In some areas, all agriculture ceased. In others crop failures reached 75%. …Hundreds of thousands of Syria’s farmers gave up, abandoned their farms and fled to the cities and towns in search of almost non-existent jobs and severely short food supplies.

The domestic Syrian refugees immediately found that they had to compete not only with one another for scarce food, water and jobs, but also with the already existing foreign refugee population. Syria already was a refuge for quarter of a million Palestinians and about a hundred thousand people who had fled the war and occupation of Iraq. Formerly prosperous farmers were lucky to get jobs as hawkers or street sweepers. And in the desperation of the times, hostilities erupted among groups that were competing just to survive.

This is a foretaste of what’s coming soon to other less-than-stable parts of the world. But it’s not limited to those people. Australia is already reeling from the consequences of prolonged heat and drought. It’s just a matter of time before critical portions of the US and EU agricultural bases follow suit.

On the question before Congress, symbolic strikes against the Syrian government for the use of checmical weapons against unarmed civilians, I’m conflicted. On the one had it would be nice to see Assad pay, on the other it’s far from clear if a limited strike would do any good at all, outside of killing a few or many low level Syrians. The bottom line for anyone caught up in the cross fire, death is death. Doesn’t matter how or why.
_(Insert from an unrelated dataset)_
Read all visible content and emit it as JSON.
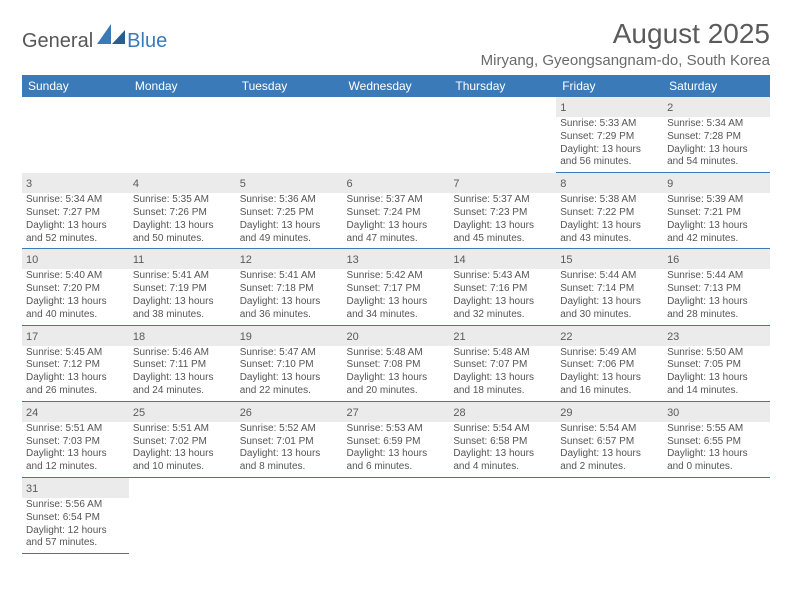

Dropping GPS bombs that blow people to bloody bits is somehow “OK,” but dropping chemical weapons that kill the same people is against the “law”. I can’t help but notice this means death dealt out by expensive traditional armies and air forces in established nations, like the US, are allowed, whereas weapons that give less well equipped combatants similar ability to deal out death and misery are deemed to be against vague, shadowy rules; rules that are coincidentally created and soon-to-be enforced by those with the largest, most capable conventional forces.

 

 

 

Comments

  1. says

    This is really interesting. I had not heard of this as a source of the conflict in Syria. I had previously heard that the genocide in Sudan was a result of climate change. Truly frightening the seeds we are sowing with our abuse of fossil fuels.

  2. magistramarla says

    The drought picture and the farmers desperately drilling more and deeper wells reminds me of what we’re seeing here in South Texas.
    Scary stuff.

  3. StevoR : Free West Papua, free Tibet, let the Chagossians return! says

    ^ Yes to both the above comments. Interesting scary and something, a whole other factor and dimension to this dreadful conflcit that, we (well *I* anyhow) haven’t heard about before. Thanks for this DarkSyde.

    On the question of whether or not to militarily strike Syria and Assad I think this blog post by Jim Wright

    http://www.stonekettle.com/2013/08/red-lines.html

    on the ‘Stonekettle Station’ blog sums it up best. I don’t know what the right thing to do is – its an absolute awful mess with no really good options and horrid consequences whatever anyone does or doesn’t do. I think Obama is wise to seek congressional approval and we’d be wise to learn a lot more about what the actual facts here are and think very hard about what we want to see happen or least want to see happen first before acting or deliberately not acting.